Assim, conseqüentemente, os pastores de Genebra são obrigados pelo Conselho a seguirem os rituais religiosos de acordo com Berna. Calvino e Farel se recusam a faze-lo e são proibidos de pregar. Desobedecem as ordens e são expulsos de Genebra em 23 de abril de 1538.

O que estes acontecimentos querem demonstrar? Uma diminuição considerável e gradativa da autoridade dos pastores, e conseqüentemente, da Igreja, e cada vez mais o aumento do poder do Estado em detrimento ao da Igreja, na Genebra do século XVI.

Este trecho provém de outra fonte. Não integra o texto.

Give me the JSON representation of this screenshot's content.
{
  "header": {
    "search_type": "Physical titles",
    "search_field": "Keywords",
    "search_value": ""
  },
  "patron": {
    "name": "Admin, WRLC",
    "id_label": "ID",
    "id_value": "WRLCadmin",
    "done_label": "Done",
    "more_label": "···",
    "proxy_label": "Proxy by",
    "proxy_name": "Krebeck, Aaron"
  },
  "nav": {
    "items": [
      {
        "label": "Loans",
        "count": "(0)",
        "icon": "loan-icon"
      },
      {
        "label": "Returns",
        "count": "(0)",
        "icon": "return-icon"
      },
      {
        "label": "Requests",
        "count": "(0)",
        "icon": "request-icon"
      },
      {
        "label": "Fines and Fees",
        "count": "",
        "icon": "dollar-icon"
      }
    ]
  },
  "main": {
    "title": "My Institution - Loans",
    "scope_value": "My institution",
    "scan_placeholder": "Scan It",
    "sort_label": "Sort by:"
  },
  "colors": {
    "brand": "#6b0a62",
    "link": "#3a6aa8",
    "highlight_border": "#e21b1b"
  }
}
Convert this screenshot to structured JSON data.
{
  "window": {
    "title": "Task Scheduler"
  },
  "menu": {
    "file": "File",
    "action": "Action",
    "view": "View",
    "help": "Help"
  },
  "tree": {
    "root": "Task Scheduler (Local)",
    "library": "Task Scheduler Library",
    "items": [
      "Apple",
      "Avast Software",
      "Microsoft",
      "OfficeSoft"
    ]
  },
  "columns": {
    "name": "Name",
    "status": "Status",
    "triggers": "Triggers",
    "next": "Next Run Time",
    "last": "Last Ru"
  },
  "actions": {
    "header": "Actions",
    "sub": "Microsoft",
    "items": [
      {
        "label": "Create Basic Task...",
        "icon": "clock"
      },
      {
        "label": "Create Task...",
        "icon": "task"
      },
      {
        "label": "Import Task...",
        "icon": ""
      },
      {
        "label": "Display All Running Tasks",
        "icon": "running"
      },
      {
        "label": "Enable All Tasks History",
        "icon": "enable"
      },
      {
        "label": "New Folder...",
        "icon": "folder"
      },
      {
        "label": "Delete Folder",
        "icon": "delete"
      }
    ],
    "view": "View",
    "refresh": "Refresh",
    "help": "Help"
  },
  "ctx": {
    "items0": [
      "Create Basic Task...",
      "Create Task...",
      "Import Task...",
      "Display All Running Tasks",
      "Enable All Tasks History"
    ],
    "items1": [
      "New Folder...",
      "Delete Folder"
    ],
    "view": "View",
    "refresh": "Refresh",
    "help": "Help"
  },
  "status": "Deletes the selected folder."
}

Também, para além de demonstrar a diminuição gradativa da autoridade da Igreja em Genebra, os fatos expostos acima vêm derrubar a tese de alguns historiadores de que Calvino era um verdadeiro ditador e sua intenção era promover uma verdadeira teocracia em Genebra.

Calvino começa então sua crítica ao despotismo do Estado e à omissão da Igreja pelo levantamento das suas obrigações. Segundo Calvino, nas suas
Institutas, as obrigações do Estado consistiam em

manter e conservar o culto divino externo, a doutrina e a religião em sua pureza, o estado da Igreja em sua integridade, fazer-nos viver com toda justiça, instruir-nos numa justiça social, colocar-nos em comum acordo uns com os outros, manter e conservar a paz e a tranqüilidade comuns.

O levantamento das obrigações do Estado, em sua crítica, parece evidenciar o não cumprimento destas, no todo ou em partes, da parte deste. Mas, como se irá constatar no desenvolvimento desta pesquisa, a crítica está direcionada muito mais à dominação do Estado sobre a Igreja, ou dito de outra maneira, à intervenção do Estado em áreas onde somente a Igreja, segundo Calvino, tinha autoridade.

Na relação entre Estado e Igreja, o primeiro possuía autoridade para manter a pureza da doutrina cristã e a integridade da Igreja, mas não se pode confundir esta
autoridade sobre os cidadãos, com o fim de mantê-los em certa ordem e obediência com a autoridade que somente o Espírito Santo tem sobre a Igreja. Assim Calvino, comentando João 18,36 em Comentários ao Novo Testamento, diz:

O Reino de Cristo, sendo espiritual, deve ser fundamentado na doutrina e no poder do Espírito. Dessa forma, sua edificação é promovida, pois, nem as leis nem os editos dos homens, nem as punições impostas por eles participa nas consciências. Contudo, isto não impede, por acaso, os príncipes de defender o Reino de Cristo. Em parte pela disciplina externa, e em parte, emprestando sua proteção contra os homens maus.

Para Calvino, o Estado tem limites bem definidos: está a serviço de Deus e do povo. Comentando Romanos 13,4, ele diz que

Os Magistrados podem daqui aprender no que consiste sua vocação, para não governarem mais em seu próprio interesse, mas para o bem público, nem são imbuídos com poder desenfreado, mas restrito ao bem-estar de seus assuntos; em resumo, são responsáveis a Deus e aos homens no exercício de seu poder.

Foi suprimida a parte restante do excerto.